納本制度の日 (記念日 5月25日)
出版物を1冊、国立図書館に必ず届ける義務――この仕組みは実に約500年前、フランスのフランソワ1世が1537年に出したモンペリエの条令まで遡ります。国王が「国内で刷られた本を王立図書館に納めよ」と命じたこの制度が、現代の納本制度の原形です。日本では1948年(昭和23年)5月25日に国立国会図書館が受付を開始し、その60周年を記念して2008年(平成20年)に「納本制度の日」が制定されました。
納本制度とは、図書その他の出版物を公的機関に納入することを出版者に義務付ける制度です。日本では国立国会図書館法に基づき、民間の出版者は発行日から30日以内に完全本1部を国立国会図書館へ届け出る必要があります。
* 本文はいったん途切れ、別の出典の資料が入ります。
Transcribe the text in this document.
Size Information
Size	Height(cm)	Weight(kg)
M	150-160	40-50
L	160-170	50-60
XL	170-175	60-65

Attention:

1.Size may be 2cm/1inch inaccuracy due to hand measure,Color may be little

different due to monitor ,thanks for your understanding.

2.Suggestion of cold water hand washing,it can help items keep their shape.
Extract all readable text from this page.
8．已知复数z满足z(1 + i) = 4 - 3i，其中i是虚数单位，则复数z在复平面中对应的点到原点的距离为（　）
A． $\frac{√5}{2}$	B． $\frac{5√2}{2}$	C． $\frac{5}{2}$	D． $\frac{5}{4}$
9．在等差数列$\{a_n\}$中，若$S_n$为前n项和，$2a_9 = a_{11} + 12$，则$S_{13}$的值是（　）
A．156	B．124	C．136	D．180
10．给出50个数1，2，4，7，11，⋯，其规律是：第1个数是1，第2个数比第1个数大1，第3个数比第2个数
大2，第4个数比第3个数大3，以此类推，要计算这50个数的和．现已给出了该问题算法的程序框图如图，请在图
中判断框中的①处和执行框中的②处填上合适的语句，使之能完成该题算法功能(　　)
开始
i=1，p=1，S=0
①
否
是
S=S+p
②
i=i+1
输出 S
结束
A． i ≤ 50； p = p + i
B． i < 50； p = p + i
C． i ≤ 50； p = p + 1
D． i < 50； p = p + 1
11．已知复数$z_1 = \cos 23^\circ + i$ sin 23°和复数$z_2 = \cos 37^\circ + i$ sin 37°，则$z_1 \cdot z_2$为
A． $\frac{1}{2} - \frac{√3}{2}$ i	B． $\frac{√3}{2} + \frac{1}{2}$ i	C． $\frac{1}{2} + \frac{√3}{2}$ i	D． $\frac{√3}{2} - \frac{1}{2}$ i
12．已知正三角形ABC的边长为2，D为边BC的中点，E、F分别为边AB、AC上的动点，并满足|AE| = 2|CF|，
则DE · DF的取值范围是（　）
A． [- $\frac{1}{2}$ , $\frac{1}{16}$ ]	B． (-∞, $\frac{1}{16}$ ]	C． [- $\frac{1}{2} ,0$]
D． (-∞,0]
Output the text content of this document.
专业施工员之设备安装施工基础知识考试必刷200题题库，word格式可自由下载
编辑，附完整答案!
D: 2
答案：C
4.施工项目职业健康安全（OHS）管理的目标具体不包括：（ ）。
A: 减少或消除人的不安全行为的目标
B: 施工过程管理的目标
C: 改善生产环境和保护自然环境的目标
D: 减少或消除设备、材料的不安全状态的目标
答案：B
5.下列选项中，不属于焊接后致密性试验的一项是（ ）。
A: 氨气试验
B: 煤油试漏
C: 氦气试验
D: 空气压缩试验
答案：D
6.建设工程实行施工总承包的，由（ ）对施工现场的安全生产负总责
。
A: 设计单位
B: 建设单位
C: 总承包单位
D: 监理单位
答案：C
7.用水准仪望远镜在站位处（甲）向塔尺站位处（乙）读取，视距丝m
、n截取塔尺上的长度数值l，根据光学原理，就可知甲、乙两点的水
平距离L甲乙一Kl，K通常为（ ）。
費用の一部は国が補填する仕組みになっており、国内出版物の納入率はおよそ90パーセントに達しています。納本の対象は幅広く、図書・小冊子・新聞・雑誌・楽譜・地図・マイクロフィルム資料・点字資料といった紙媒体にとどまりません。音楽CDやゲームソフトなどの電子出版物も対象に含まれます。さらに2013年(平成25年)7月からは、インターネット上で公開される電子書籍や電子雑誌も収集対象に加わりました。デジタル上の情報もまた文化財として重要な地位を占めるとの認識が、この拡張の背景にあります。
国立国会図書館に蓄積された資料は、単なる「本の倉庫」ではなく、国民が知識・文化にアクセスするための基盤です。納本制度がなければ、絶版になった資料や少部数の専門書、地域の小出版物が散逸してしまいます。フランス王立図書館が後のフランス国立図書館へと発展した礎もこの制度にあり、約5世紀をまたいで受け継がれてきた仕組みの堅牢さが伝わってきます。5月25日はその意義を改めて知る機会です。